In a computer in 1960, your compiler would be capped to the physical memory available. That would be the RAM use. The garbage collector would have to be called whenever the memory is exhausted, or else the show would stop. A successful compilation would demonstrate that the compiler needed no more memory than what the machine has. The closer its actual usage would be to the available memory, the longer it would take, due to the frequent garbage collections required to stay afloat.
I'd say that given people's expectations today, shaped by experiences with everyday software, they likely greatly overestimate how much RAM you need for Lisp compiling.

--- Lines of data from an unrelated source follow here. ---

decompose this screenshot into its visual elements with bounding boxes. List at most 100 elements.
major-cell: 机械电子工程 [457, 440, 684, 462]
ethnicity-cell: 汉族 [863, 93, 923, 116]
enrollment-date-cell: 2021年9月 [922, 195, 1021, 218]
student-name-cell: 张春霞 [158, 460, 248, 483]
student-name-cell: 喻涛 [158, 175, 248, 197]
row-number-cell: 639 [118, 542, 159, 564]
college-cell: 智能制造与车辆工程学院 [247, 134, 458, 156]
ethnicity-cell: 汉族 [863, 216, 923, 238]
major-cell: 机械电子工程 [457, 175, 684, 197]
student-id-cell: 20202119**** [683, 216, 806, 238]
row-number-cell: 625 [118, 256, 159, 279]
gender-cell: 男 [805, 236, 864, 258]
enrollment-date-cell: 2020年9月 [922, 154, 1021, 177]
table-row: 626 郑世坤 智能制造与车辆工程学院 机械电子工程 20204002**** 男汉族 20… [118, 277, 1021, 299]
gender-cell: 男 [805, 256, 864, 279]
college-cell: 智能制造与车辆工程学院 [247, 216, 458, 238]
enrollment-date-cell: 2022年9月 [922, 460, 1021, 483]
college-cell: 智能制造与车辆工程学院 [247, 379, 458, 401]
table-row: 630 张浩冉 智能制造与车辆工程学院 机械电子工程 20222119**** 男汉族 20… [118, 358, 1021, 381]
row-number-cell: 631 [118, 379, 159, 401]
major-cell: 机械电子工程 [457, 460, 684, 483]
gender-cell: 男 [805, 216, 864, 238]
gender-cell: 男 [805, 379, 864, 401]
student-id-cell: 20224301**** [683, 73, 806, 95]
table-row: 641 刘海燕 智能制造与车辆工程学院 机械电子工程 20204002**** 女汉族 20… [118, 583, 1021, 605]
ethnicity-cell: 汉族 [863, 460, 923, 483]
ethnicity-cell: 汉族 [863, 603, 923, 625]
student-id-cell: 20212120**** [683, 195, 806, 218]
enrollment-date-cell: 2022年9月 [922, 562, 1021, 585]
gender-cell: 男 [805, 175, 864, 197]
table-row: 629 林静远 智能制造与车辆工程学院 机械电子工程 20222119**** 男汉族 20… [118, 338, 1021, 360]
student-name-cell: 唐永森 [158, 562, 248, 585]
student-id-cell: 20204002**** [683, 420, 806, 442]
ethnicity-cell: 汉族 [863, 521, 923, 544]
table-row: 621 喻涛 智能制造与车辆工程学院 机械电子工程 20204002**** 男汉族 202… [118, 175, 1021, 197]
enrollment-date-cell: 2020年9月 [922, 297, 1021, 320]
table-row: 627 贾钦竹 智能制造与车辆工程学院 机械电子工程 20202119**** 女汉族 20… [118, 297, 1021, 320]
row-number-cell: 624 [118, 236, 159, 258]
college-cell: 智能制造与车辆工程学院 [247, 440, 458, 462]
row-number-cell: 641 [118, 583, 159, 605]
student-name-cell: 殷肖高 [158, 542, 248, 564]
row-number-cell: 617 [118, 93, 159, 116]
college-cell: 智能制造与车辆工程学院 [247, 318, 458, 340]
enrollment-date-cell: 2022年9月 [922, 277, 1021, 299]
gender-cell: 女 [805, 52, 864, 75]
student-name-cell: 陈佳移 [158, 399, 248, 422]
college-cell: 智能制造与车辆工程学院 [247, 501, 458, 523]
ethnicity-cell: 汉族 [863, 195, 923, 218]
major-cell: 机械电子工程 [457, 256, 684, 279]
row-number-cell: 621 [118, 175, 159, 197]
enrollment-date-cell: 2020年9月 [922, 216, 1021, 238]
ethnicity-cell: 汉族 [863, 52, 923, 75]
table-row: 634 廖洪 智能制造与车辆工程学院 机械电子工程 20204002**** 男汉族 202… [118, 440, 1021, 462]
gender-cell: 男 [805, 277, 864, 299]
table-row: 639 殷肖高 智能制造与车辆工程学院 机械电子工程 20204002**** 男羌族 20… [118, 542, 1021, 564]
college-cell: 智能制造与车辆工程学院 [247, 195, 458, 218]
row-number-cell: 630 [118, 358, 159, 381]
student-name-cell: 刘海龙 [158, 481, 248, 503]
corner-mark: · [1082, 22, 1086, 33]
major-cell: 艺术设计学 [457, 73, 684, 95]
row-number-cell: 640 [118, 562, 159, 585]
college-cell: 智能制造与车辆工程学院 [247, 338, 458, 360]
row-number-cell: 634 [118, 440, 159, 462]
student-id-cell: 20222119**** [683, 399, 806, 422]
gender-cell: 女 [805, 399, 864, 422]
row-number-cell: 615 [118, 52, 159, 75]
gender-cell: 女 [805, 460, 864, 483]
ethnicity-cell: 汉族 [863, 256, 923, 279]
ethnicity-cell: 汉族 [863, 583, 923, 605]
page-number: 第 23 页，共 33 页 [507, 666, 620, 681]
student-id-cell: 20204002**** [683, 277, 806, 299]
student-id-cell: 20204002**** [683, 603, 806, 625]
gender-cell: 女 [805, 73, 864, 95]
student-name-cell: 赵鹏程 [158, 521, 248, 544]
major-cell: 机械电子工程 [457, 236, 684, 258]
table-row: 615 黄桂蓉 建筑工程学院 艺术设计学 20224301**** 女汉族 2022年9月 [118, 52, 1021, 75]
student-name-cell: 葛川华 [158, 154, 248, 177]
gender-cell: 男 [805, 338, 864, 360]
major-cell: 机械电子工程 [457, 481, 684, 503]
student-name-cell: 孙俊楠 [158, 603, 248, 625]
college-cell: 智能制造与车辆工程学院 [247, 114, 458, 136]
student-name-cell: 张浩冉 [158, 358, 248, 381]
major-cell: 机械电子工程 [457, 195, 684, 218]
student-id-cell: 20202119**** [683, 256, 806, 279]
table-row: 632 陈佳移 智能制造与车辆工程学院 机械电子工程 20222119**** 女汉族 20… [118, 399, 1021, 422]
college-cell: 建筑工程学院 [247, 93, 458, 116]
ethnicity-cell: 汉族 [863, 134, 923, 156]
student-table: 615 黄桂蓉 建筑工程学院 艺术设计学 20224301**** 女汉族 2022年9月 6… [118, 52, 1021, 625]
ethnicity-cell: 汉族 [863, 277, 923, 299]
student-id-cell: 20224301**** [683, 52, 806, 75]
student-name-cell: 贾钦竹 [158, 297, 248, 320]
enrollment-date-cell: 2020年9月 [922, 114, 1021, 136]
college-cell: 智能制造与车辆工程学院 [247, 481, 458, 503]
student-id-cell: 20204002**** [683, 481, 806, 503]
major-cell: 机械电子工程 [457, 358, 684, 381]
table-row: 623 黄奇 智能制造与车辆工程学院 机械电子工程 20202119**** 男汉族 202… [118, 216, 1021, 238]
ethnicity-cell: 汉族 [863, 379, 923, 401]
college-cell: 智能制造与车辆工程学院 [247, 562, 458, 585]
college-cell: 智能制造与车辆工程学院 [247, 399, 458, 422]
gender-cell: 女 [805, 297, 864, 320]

Appendix: the VM footprint number doesn't really give us a breakdown since it includes executable and shared libs mappings. I ran the second compile again with the memory-optimized build, and this time captured a pmap.
Here you can also see the full command, confirming the compile job:
You can see the 11700K fairly closely matches the earlier VIRT figure of 11964.
Anyway, look at the [ anon ] heap area: it's like 6-something megs. That's it. That's where all the dynamic Lisp stuff is. All the predefined symbols and function bindings and whatnot, and all the objects allocated during the compile job.
libz is new; I integrated libz into TXR in just the most recent release. It happens to be number 277, so I code named it (L)Z77.
I wonder if a Lisp-like language which used vectors rather than pairs as its fundamental data structure might be a better fit for severely memory-constrained systems? On average, vectors take up half the memory consumption of lists.
Such a language would end up looking rather different to Lisp though. Cons cells encourage CAR/CDR and recursion. A vector-centric language would naturally lead to a more iterative programming style.